I believe many HSPs tend to have very giving and nurturing natures. This can be somewhat of a mixed blessing, as many HSPs I have met talk about the way they often end up "feeling used" by others. Personally, I like my giving nature, and I also like being around other HSPs for that exact same reason.
At the same time, I have also struggled considerably with the issues of "healthy boundaries" and "co-dependency." In the decade or so I have spent being "aware" of the HSP trait, I've noticed that these two issues are not uncommon among HSPs.
For me, the learning process has been one of understanding the difference between giving as "right action" (you simply help and give because it's what you want to do) and giving as a "transaction" (a sort of unhealthy "giving to get" dynamic), where you're expecting something back, as a result of what you have done.
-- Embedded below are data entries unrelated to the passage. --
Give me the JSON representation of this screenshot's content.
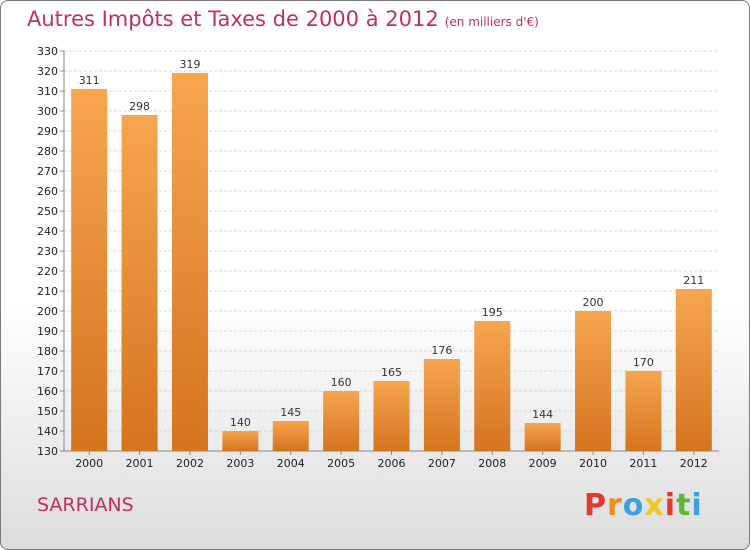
{
  "chart_data": {
    "type": "bar",
    "title": "Autres Impôts et Taxes de 2000 à 2012",
    "subtitle": "(en milliers d'€)",
    "categories": [
      "2000",
      "2001",
      "2002",
      "2003",
      "2004",
      "2005",
      "2006",
      "2007",
      "2008",
      "2009",
      "2010",
      "2011",
      "2012"
    ],
    "values": [
      311,
      298,
      319,
      140,
      145,
      160,
      165,
      176,
      195,
      144,
      200,
      170,
      211
    ],
    "ylim": [
      130,
      330
    ],
    "ytick_step": 10,
    "grid": true,
    "bar_color_top": "#f7a54f",
    "bar_color_bottom": "#d4741f"
  },
  "location": "SARRIANS",
  "logo": {
    "letters": [
      "P",
      "r",
      "o",
      "x",
      "i",
      "t",
      "i"
    ],
    "colors": [
      "#e03a2f",
      "#f08c1a",
      "#3aa0e0",
      "#f0c81a",
      "#e03a2f",
      "#5cb832",
      "#3aa0e0"
    ]
  }
}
I've found that when I slip into attaching "expectations" to something I give, I invariably end up disappointed.
I used to give a lot to be "validated" as a "nice person;" here the "purpose" of my giving was clearly a desire to be "liked" and "accepted." I also used to give a lot because I was raised in an enviroment where "getting love" was contingent on what I could DO for people... I experienced no acceptance for "simply BE-ing me." Thus "giving" equated to receiving some form of "pseudo-love."
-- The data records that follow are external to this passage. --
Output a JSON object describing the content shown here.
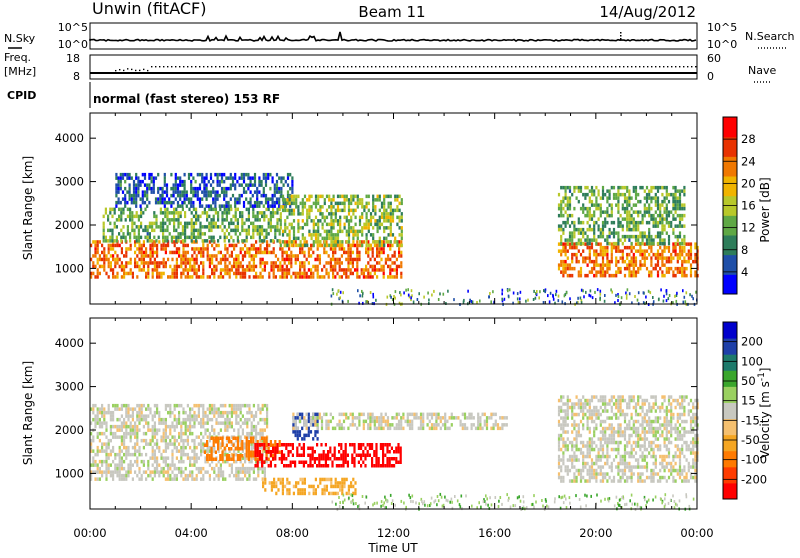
{
  "header": {
    "station": "Unwin (fitACF)",
    "beam": "Beam 11",
    "date": "14/Aug/2012"
  },
  "noise_panel": {
    "left_label": "N.Sky",
    "left_ticks": [
      "10^5",
      "10^0"
    ],
    "right_label": "N.Search",
    "right_ticks": [
      "10^5",
      "10^0"
    ]
  },
  "freq_panel": {
    "left_label_line1": "Freq.",
    "left_label_line2": "[MHz]",
    "left_ticks": [
      "18",
      "8"
    ],
    "right_label": "Nave",
    "right_ticks": [
      "60",
      "0"
    ]
  },
  "cpid_panel": {
    "label": "CPID",
    "mode_text": "normal (fast stereo) 153 RF"
  },
  "colors": {
    "power_scale": [
      "#0000ff",
      "#1f4fa8",
      "#2e7d5a",
      "#5fa845",
      "#b8c82a",
      "#f0b400",
      "#f07800",
      "#e83200",
      "#ff0000"
    ],
    "velocity_scale": [
      "#ff0000",
      "#ff3c00",
      "#ff7a00",
      "#f5a623",
      "#f5c070",
      "#c8c8c0",
      "#9ad060",
      "#3aa62c",
      "#1d7a6b",
      "#1e3fa8",
      "#0000cc"
    ]
  },
  "chart_data": [
    {
      "type": "heatmap",
      "panel": "power",
      "xlabel": "Time UT",
      "ylabel": "Slant Range [km]",
      "xlim": [
        "00:00",
        "24:00"
      ],
      "ylim": [
        180,
        4580
      ],
      "y_ticks": [
        1000,
        2000,
        3000,
        4000
      ],
      "x_ticks": [
        "00:00",
        "04:00",
        "08:00",
        "12:00",
        "16:00",
        "20:00",
        "00:00"
      ],
      "colorbar": {
        "label": "Power [dB]",
        "range": [
          0,
          32
        ],
        "ticks": [
          4,
          8,
          12,
          16,
          20,
          24,
          28
        ]
      },
      "regions": [
        {
          "t": [
            0.0,
            12.3
          ],
          "r": [
            800,
            1650
          ],
          "value": 24
        },
        {
          "t": [
            0.5,
            7.5
          ],
          "r": [
            1600,
            2400
          ],
          "value": 12
        },
        {
          "t": [
            1.0,
            8.0
          ],
          "r": [
            2400,
            3200
          ],
          "value": 6
        },
        {
          "t": [
            7.5,
            12.3
          ],
          "r": [
            1500,
            2700
          ],
          "value": 14
        },
        {
          "t": [
            18.5,
            24.0
          ],
          "r": [
            800,
            1600
          ],
          "value": 24
        },
        {
          "t": [
            18.5,
            23.5
          ],
          "r": [
            1600,
            2900
          ],
          "value": 12
        }
      ]
    },
    {
      "type": "heatmap",
      "panel": "velocity",
      "xlabel": "Time UT",
      "ylabel": "Slant Range [km]",
      "xlim": [
        "00:00",
        "24:00"
      ],
      "ylim": [
        180,
        4580
      ],
      "y_ticks": [
        1000,
        2000,
        3000,
        4000
      ],
      "x_ticks": [
        "00:00",
        "04:00",
        "08:00",
        "12:00",
        "16:00",
        "20:00",
        "00:00"
      ],
      "colorbar": {
        "label": "Velocity [m s^-1]",
        "ticks": [
          200,
          100,
          50,
          15,
          -15,
          -50,
          -100,
          -200
        ]
      },
      "regions": [
        {
          "t": [
            0.0,
            7.0
          ],
          "r": [
            900,
            2600
          ],
          "value": 0
        },
        {
          "t": [
            4.5,
            7.5
          ],
          "r": [
            1350,
            1850
          ],
          "value": -100
        },
        {
          "t": [
            6.5,
            12.3
          ],
          "r": [
            1150,
            1700
          ],
          "value": -200
        },
        {
          "t": [
            6.8,
            10.5
          ],
          "r": [
            500,
            900
          ],
          "value": -50
        },
        {
          "t": [
            8.0,
            9.0
          ],
          "r": [
            1800,
            2400
          ],
          "value": 150
        },
        {
          "t": [
            8.0,
            16.5
          ],
          "r": [
            2000,
            2400
          ],
          "value": 0
        },
        {
          "t": [
            18.5,
            24.0
          ],
          "r": [
            800,
            2800
          ],
          "value": 0
        }
      ]
    }
  ]
}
Of course, there's nothing wrong with wanting to be liked. But there'a also nothing wrong with being "selective" about what we give, and to whom. I've found a certain measure of inner peace as a result of "investing" my generosity in those who are genuinely appreciative of it, rather than people who are just looking for a (metaphorical) "free lunch."
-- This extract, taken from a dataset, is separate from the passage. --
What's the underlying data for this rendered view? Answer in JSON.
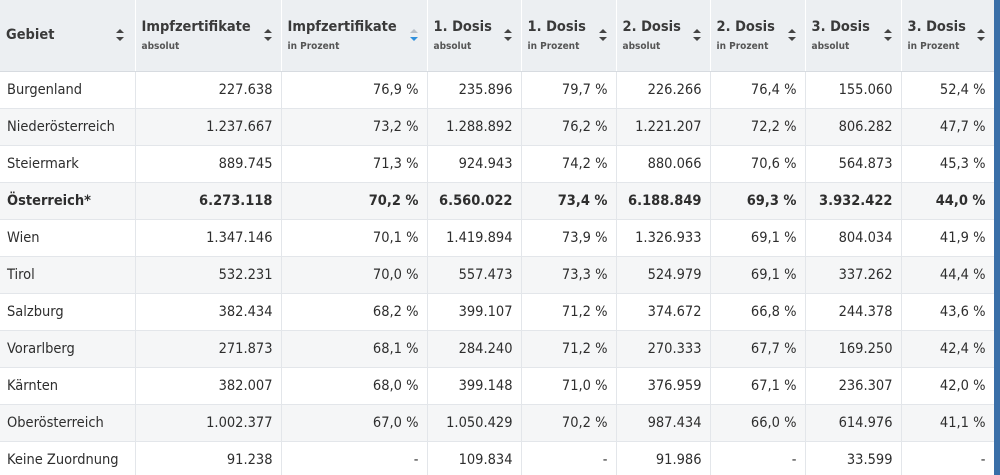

Of course, it's not always easy to tell the difference, up front.... but I know I am never "obligated" to keep pouring water into a bucket that has a hole in it..... Ultimately, I have to ask myself how the relationship "feels." If the connection with another-- which could be a friend, colleague, lover, family member-- most leaves me feeling drained or exhausted, then an imbalance exists. I think of it as "1+1" adding up the less than 2. On the other hand, if I am giving, and I continue to feel energized and enriched, then a sort of "synergy" exists between me and the other person, in which "1+1" adds up to more than 2.